11 thoughts on “Origin of the Beer Sparkler

  1. I am from the north and travel to London often around 6 times a year various parts so I visit lots of London pubs. I have tried beers with a sparkler and without. And I have to say I prefer the flavor and mouhfeel of a sparkler. Wethe rtou use a sparkle or not should be he customers choice but I’ve been in London pubs that have almost shouted at me telling me it makes the beer uncontrollable and wastes beer? Now I’m a barman have been for decades and I don’t lose anymore beer using a sparkler than not using one. We are happy to accommodate both ways. But I prefers the mouthfeel of the sparkler to the rougher southern style pint

  2. Rob misleads a bit here Gary. In no way is the main use of the sparkler to disguise flat beer. That would mean that huge swathes of the North and Midlands, most of Wales and more are being systematically fooled. Hardly.

    Au contraire use of a sparkler on flat beer makes it even flatter. That is obvious when you taste it. In a small minority of places the misuse of the sparkler may happen, but like as not it likely stems from poor beer keeping in the first place.
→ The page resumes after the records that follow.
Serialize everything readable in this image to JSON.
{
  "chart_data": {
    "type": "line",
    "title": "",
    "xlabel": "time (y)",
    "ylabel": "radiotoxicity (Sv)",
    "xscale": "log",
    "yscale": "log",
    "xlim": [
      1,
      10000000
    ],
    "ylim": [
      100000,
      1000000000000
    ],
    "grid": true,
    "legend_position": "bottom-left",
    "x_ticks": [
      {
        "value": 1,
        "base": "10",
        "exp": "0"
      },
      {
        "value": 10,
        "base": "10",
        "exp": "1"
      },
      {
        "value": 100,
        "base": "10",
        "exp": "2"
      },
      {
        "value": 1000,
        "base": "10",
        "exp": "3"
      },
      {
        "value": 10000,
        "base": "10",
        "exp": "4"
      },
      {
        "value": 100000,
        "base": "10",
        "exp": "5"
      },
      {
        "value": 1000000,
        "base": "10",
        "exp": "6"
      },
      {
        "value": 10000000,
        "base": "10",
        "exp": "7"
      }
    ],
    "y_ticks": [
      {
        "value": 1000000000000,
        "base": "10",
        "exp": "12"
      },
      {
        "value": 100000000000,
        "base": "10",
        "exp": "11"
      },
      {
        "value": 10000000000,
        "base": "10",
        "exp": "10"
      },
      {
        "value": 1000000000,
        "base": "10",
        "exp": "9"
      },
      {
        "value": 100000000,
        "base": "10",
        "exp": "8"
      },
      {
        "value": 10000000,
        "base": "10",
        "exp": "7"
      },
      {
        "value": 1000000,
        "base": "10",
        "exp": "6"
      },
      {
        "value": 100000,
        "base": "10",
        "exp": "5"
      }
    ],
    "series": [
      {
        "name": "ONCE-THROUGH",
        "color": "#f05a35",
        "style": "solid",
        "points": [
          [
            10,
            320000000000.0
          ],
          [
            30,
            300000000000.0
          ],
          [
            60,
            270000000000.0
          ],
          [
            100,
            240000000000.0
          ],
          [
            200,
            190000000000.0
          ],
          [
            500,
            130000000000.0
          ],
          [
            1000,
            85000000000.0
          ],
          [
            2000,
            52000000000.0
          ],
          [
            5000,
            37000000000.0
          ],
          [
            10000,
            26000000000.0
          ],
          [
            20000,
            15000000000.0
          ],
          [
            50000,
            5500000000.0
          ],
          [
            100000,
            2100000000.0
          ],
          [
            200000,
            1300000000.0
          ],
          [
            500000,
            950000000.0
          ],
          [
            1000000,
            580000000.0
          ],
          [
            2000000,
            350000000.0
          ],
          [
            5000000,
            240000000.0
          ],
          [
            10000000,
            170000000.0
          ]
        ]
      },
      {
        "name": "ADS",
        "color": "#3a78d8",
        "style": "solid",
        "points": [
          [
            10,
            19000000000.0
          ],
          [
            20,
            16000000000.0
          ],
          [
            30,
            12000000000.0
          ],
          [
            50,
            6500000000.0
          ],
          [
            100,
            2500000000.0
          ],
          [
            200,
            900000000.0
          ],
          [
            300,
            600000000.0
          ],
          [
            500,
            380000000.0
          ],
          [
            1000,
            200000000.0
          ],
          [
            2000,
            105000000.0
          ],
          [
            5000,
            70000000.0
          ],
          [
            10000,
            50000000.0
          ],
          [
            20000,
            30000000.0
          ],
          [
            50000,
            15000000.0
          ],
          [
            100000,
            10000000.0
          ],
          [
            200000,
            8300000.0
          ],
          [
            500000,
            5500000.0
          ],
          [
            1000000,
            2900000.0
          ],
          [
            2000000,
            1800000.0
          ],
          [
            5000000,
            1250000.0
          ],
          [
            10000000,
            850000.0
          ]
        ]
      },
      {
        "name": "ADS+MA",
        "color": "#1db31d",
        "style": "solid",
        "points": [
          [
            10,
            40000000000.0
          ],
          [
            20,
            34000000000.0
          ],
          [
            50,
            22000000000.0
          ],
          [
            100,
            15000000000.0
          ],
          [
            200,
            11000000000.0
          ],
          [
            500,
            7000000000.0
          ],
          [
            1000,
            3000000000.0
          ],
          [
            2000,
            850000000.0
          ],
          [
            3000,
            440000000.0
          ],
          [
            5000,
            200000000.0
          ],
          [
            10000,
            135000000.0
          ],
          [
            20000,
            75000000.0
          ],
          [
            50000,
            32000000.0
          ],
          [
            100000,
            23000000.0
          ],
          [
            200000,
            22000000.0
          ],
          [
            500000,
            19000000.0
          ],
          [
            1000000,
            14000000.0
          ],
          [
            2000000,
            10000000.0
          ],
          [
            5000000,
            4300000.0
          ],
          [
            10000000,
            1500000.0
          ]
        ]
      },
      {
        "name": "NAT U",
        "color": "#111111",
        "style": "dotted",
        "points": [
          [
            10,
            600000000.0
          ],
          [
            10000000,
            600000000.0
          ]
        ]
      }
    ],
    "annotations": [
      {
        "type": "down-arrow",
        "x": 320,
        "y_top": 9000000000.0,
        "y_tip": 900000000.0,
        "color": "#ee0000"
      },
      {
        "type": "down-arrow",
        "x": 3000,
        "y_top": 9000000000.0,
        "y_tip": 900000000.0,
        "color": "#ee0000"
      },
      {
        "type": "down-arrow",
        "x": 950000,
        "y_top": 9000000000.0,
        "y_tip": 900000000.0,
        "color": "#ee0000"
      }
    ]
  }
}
    He is right about the myth that cask beer is naturally flat. In cask beer condition is all and it is poor cellermanshio that causes flag beer.

  3. There was a Crown Hotel on Manchester Road in Higher Ince. The pub closed in the 1970’s.

    According to an entry in the London Gazette in 1886, George Barker was indeed the ‘licensed victualler’ at the aforementioned pub. See http://bit.ly/2yYONKo

    The existence of the Crown Hotel in Ince is also confirmed in articles on the Wigan World website – see http://bit.ly/2zGDDqH.

    Hope this helps to provide some clarity.

  4. The sparkler! A debate if ever. I lived in England for 3 years. Northern and Midland breweries tended to prime their beers and Southern breweries did not. The former used sparklers as their customers liked a pint that poured with a tight creamy head that lasted all the way to the bottom, while the latter did not, preferring a beer with a pancake head. I prefer a sparkler as I like a tight creamy head to a depth of 3/8″ on a pint. I do not prime cask beer. I trained as a brewer in London. A cask beer should be clear as a bell, which most breweries here seem to ignore. Quality ale, whether unfiltered or filtered should be crystal clear.

    • That is very helpful Charles, thanks so much.

      Why do you consider clarity vital, is it because you feel a haze makes the beer too yeasty in taste? Or is it an aesthetic thing? Thx again.


  5. Flat-caskers…rejecting the science and bubbly evidence at hand.

    By the way, when one finds the rare beer engine in the U.S., more often than not, the handpump does have a sparker head attached.

    Thanks for the story, Gary. Good sleuthing.

  6. “Cask beer pours flat” is a fallacy that is often repeated by sparklerites to justify the use of their devilish device. Of course, some cask beer does pour flat due to lack of condition, and the real use of the sparkler more often than not is to disguise that fact until the unlucky punter has been parted from his money. But it depends on the condition – properly conditioned beer is not flat, and will produce a loose, rocky, foamy head without the aid of a sparkler. (The same argument is used about gravity dispense, equally falsely).